We get the heaviest track sonically on “Death is a Wedding.” A sequencing choice that makes sense given that the true fallout and confrontation would occur after the “sunset” of the situation as it were. This song also has, what is possibly, my favorite lyric of the entire record;
I’m not the one who’s haunting you, what’s done is done I never knew this is a race that we would run, I lost and you won.
Which is not only such an intense thing to say and put on a record but its portrayal in how it’s delivered is articulated perfectly.
Lost in the best and worst that I’ve said. What I did was a mess, what I’ll do is accept I’m not the victim.
I’d like to suggest that I’m cursed but I guess that I can’t now that I’m finally starting to grow up.
So I won’t let ‘em get to me the feelings or the memories, maybe I deserve a good thing after all.
Uh, we’ll actually loop back to that, you probably want to hear more about music anyway.
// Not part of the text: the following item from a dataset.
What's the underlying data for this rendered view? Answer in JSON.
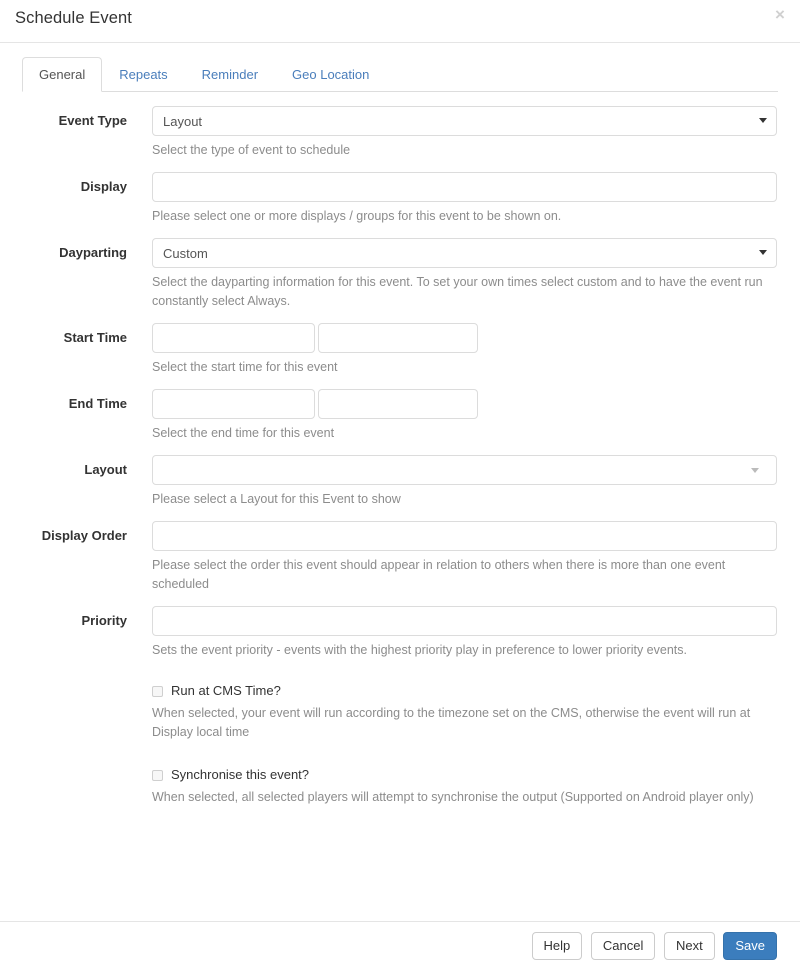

I absolutely love “IKEA Strikes Back” as an outro to this record. You know, on tracks one and two I said that the fun stuff gets you inside then the darkness comes right along, but it’s so much more than that. In the mid section of this record we start to come to terms with the things hurting us, on “Lemon Lake” we process it, accept that we deserve happiness, then we have one more skafest for a bit of fun to close it out. This narrator really worked to find peace within themselves and I’d say they did just that.
During the process of consuming this record on a deeper level and constructing this review I am going through my first break up ever from a relationship that has lasted half of my entire life. While the words and stories on here didn’t get me to this point, they are helping me through it. That and the intense emotional depth found in the flexible sonics and influences. It’s scary changing your entire life around, it’s hard to leave someone you’ve loved for so long and haven’t really stopped, but it’s like I said before. Once you’ve seen the cracks at the roots, it’s hard to ever come back the same. This is, by far, the hardest thing I’ve ever had to do. Even harder than, no, actually, we’ll talk about that another time.
As I write this, as you read this, we’re coming up on the last review released in quarter two of 2022. In quarter three I plan on changing a couple of things around, more so on the branding side of AsterTracks but also plan on being a bit more half-review, half-personal essay like you’ve seen here. People were really responsive to how true to myself I was on my 100th post and it made me feel more comfortable being honest here. As I said above, please if you can, support CLIFFDIVER in any way possible. The band had a whole tour lined up that they were stopped from completing due to COVID and I would hate to see them hurt off the tail end of a record that has earned them so much praise. I’m sure though, that like they’ve shown me to, they can pick up and get back up again.
After all, there’s no use in feeling useless.